FD: Yes, but using carafes is not ideal for all of our wines because it is an oxidative shock for the wine. It allows wines to open, to have more volume in the mouth because part of the carbonic gas escapes when pouring the champagne into the carafe. That is why using carafes is suited for certain of our vintage champagnes. It is interesting to get an idea of what carafes can bring and to compare that with a wine served straight into a glass, where it opens up little by little by warming up.
BC: What role do reserve wines play in reproducing your style?
FD: Reserve wines allow us to have a certain opulence in our champagnes and get a consistent style year after year. 50% to 55% of our Brut Réserve is made up of reserve wines.
FLORENT NYS: We sort reserve wines by year. We have wines from 2012, 2013, 2014, 2015. Until last year (2016) we still had wines from 2008. It is only a small proportion, but we had to keep them to create the blend that we seek.
BC: What is your view on the current trend of producing single-parcel cuvées to express the individuality of the terroirs?
FD: Single-parcel wines are a stylistic choice and a bit of a trend. At BILLECART-SALMON, our philosophy remains to blend different wines and to obtain champagne that is likeable, gracious, accessible, and enjoyable. We also make vintage blends that express the aromatic characteristics of that year. These are more powerful wines that must remain accessible. Our prestige cuvée Nicolas François is a vintage wine that can age longer, gaining additional body as well as elegance.

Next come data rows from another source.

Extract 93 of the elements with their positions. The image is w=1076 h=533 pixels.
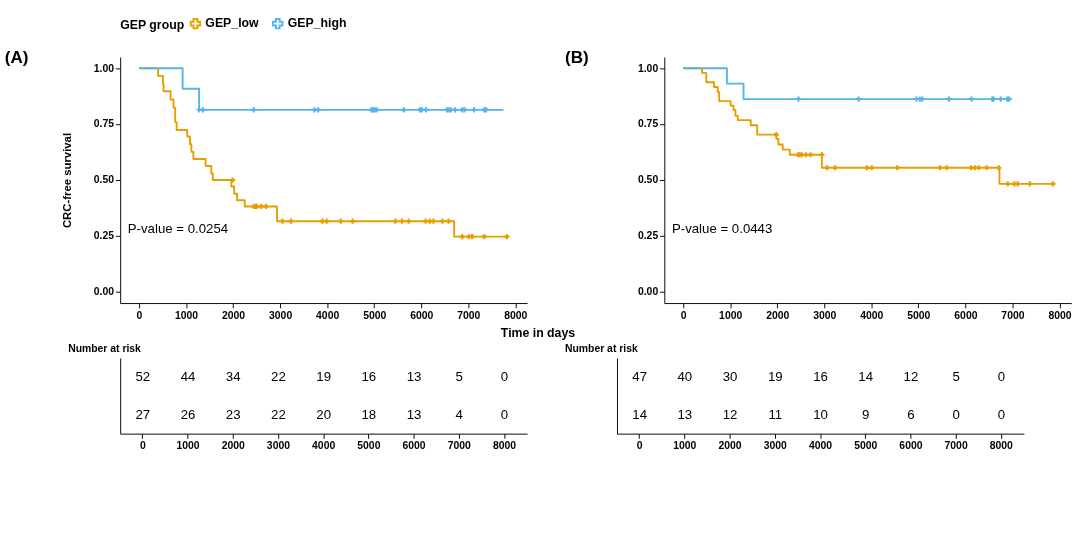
- data-label: 12: [722, 406, 738, 422]
- data-label: 40: [677, 368, 693, 384]
- x-tick-label: 5000: [854, 440, 878, 452]
- legend-label: GEP_low: [205, 16, 260, 31]
- x-tick-label: 8000: [492, 440, 517, 452]
- annotation: P-value = 0.0443: [671, 221, 773, 237]
- data-label: 0: [500, 406, 509, 422]
- x-tick-label: 5000: [357, 440, 381, 452]
- x-tick-label: 3000: [813, 309, 837, 321]
- x-tick-label: 6000: [899, 440, 923, 452]
- data-label: 6: [907, 406, 915, 422]
- annotation: P-value = 0.0254: [127, 221, 229, 237]
- x-tick-label: 8000: [1048, 309, 1072, 321]
- x-tick-label: 0: [136, 309, 143, 321]
- chart-title: (B): [564, 47, 589, 67]
- y-tick-label: 0.25: [93, 230, 115, 242]
- data-label: 0: [997, 368, 1006, 384]
- data-label: 13: [406, 406, 422, 422]
- data-label: 18: [361, 406, 377, 422]
- chart-title: (A): [4, 47, 29, 67]
- x-tick-label: 8000: [989, 440, 1014, 452]
- data-label: 5: [952, 368, 960, 384]
- x-tick-label: 4000: [312, 440, 336, 452]
- x-tick-label: 6000: [402, 440, 426, 452]
- data-label: 9: [862, 406, 870, 422]
- x-tick-label: 7000: [1001, 309, 1025, 321]
- x-tick-label: 1000: [176, 440, 200, 452]
- x-tick-label: 1000: [174, 309, 199, 321]
- x-tick-label: 3000: [266, 440, 291, 452]
- data-label: 52: [135, 368, 151, 384]
- data-label: 44: [180, 368, 196, 384]
- y-tick-label: 0.50: [637, 174, 659, 186]
- x-tick-label: 2000: [718, 440, 742, 452]
- y-tick-label: 1.00: [637, 62, 659, 74]
- data-label: 0: [997, 406, 1006, 422]
- x-tick-label: 0: [680, 309, 687, 321]
- data-label: 14: [632, 406, 647, 422]
- x-tick-label: 7000: [944, 440, 968, 452]
- data-label: 0: [500, 368, 509, 384]
- data-label: 27: [135, 406, 151, 422]
- y-tick-label: 1.00: [93, 62, 115, 74]
- x-tick-label: 0: [139, 440, 146, 452]
- x-tick-label: 2000: [766, 309, 790, 321]
- x-tick-label: 3000: [763, 440, 788, 452]
- data-label: 10: [813, 406, 828, 422]
- x-tick-label: 1000: [673, 440, 697, 452]
- x-tick-label: 3000: [269, 309, 293, 321]
- chart-title: Number at risk: [564, 343, 638, 355]
- x-tick-label: 4000: [860, 309, 884, 321]
- y-tick-label: 0.75: [93, 118, 115, 130]
- x-tick-label: 4000: [316, 309, 340, 321]
- data-label: 26: [180, 406, 196, 422]
- data-label: 5: [455, 368, 463, 384]
- legend-title: GEP group: [120, 17, 185, 32]
- data-label: 47: [632, 368, 647, 384]
- y-tick-label: 0.00: [637, 286, 659, 298]
- x-tick-label: 6000: [410, 309, 434, 321]
- x-tick-label: 1000: [719, 309, 743, 321]
- x-tick-label: 6000: [954, 309, 978, 321]
- data-label: 20: [316, 406, 332, 422]
- data-label: 4: [455, 406, 463, 422]
- data-label: 22: [271, 368, 286, 384]
- data-label: 16: [813, 368, 828, 384]
- data-label: 13: [406, 368, 422, 384]
- data-label: 19: [767, 368, 783, 384]
- legend-label: GEP_high: [287, 16, 347, 31]
- data-label: 22: [271, 406, 286, 422]
- y-tick-label: 0.00: [93, 286, 115, 298]
- chart-title: Number at risk: [68, 343, 142, 355]
- x-tick-label: 5000: [907, 309, 931, 321]
- x-tick-label: 2000: [221, 440, 245, 452]
- x-tick-label: 7000: [457, 309, 481, 321]
- data-label: 0: [952, 406, 960, 422]
- data-label: 14: [858, 368, 874, 384]
- x-tick-label: 8000: [504, 309, 528, 321]
- y-tick-label: 0.25: [637, 230, 659, 242]
- data-label: 23: [225, 406, 241, 422]
- x-tick-label: 7000: [447, 440, 472, 452]
- x-axis-title: Time in days: [500, 326, 576, 341]
- data-label: 34: [225, 368, 241, 384]
- x-tick-label: 2000: [222, 309, 246, 321]
- data-label: 19: [316, 368, 332, 384]
- data-label: 13: [677, 406, 693, 422]
- data-label: 11: [768, 406, 783, 422]
- data-label: 16: [361, 368, 377, 384]
- x-tick-label: 0: [636, 440, 643, 452]
- x-tick-label: 4000: [808, 440, 833, 452]
- y-tick-label: 0.50: [93, 174, 115, 186]
- y-axis-title: CRC-free survival: [61, 132, 74, 229]
- y-tick-label: 0.75: [637, 118, 659, 130]
- data-label: 12: [903, 368, 919, 384]
- x-tick-label: 5000: [363, 309, 387, 321]
- data-label: 30: [722, 368, 738, 384]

BC: You have brought in a new winery with over 450 barrels to vinify vintage wines in oak casks. Why did you make such a choice?
FD: Wines kept in wood bring more complexity and more aromas to our champagnes, all while keeping a balance. That said, we use very little of those wines – about 3 to 4% – in our cuvées. We also make liqueurs d’expedition with these wines to give a final touch to our champagnes.

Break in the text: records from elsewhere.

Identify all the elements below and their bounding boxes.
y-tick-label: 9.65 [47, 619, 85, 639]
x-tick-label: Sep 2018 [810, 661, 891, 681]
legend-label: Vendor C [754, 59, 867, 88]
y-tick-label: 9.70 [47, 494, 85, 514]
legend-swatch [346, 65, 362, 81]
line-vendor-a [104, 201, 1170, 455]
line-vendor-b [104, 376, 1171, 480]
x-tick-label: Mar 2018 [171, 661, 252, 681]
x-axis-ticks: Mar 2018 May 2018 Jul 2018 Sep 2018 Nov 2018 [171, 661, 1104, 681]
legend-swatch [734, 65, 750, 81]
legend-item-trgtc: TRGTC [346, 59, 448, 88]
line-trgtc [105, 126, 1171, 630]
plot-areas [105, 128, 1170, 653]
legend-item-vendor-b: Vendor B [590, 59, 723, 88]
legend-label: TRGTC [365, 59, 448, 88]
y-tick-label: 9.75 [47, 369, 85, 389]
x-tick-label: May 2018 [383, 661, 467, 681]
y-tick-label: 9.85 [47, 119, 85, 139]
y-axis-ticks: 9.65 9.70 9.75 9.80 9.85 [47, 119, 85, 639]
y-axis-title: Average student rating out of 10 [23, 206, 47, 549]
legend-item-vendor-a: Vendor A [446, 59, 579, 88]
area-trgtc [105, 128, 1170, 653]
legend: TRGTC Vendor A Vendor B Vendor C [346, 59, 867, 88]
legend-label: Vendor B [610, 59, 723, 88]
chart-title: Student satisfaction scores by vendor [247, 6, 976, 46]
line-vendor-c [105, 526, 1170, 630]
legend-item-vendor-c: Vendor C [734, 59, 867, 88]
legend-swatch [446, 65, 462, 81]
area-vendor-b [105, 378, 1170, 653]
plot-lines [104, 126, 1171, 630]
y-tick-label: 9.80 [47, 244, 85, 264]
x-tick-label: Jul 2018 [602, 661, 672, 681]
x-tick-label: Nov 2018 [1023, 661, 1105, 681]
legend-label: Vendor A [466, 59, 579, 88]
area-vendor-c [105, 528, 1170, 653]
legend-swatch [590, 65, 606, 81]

BC: So why did you choose to make a champagne that is vinified completely in wood, the Brut Sous Bois?
NYS: We decided to make this cuvée and vinify it completely in wood to show our style of wine that has been vinified in barrels compared to non-vintage bruts [vinified in steel vats], and to make a cuvée that is different from the others.
Since the 70’s, with the introduction of stainless steel vats that are easier to manage than wooden barrels, champagne production has become a lot more automated. We asked ourselves if we had not strayed too far away from tradition and, therefore, we decided to go back a bit and work with old techniques to make new things. We have several coopers and we get different results in our wines from one cooper to the next. We also realized that certain grapes express themselves better in certain barrels. It has taken us 20 years to develop these skills that we express with the Brut Sous Bois cuvée.
BC: You have lowered the dosage of your wines. Why? Is dosage still necessary?
NYS: Dosage is necessary to keep a champagne balanced, it is part of the process. However, we lowered the dosage because of global warming that leads to earlier harvests where we can see a lower yield in grapes that are more concentrated [in sugar] as a result.
FD: It is also a cultural aspect through which the consumer looks for more aromas [and sugar partially hides the aromas]. Cuisine has been refined, so we needed champagnes to go with it, which meant having a lower dosage. However, there are wines that need a higher dosage.
NYS: Tasting champagnes and mastering dosages is what matters. Certain champagnes deserve a dosage to be complete, but you have to make sure that you respect the wine’s identity, the wine must not lose out to sugar. Conversely, you need to be careful not to fall into austerity.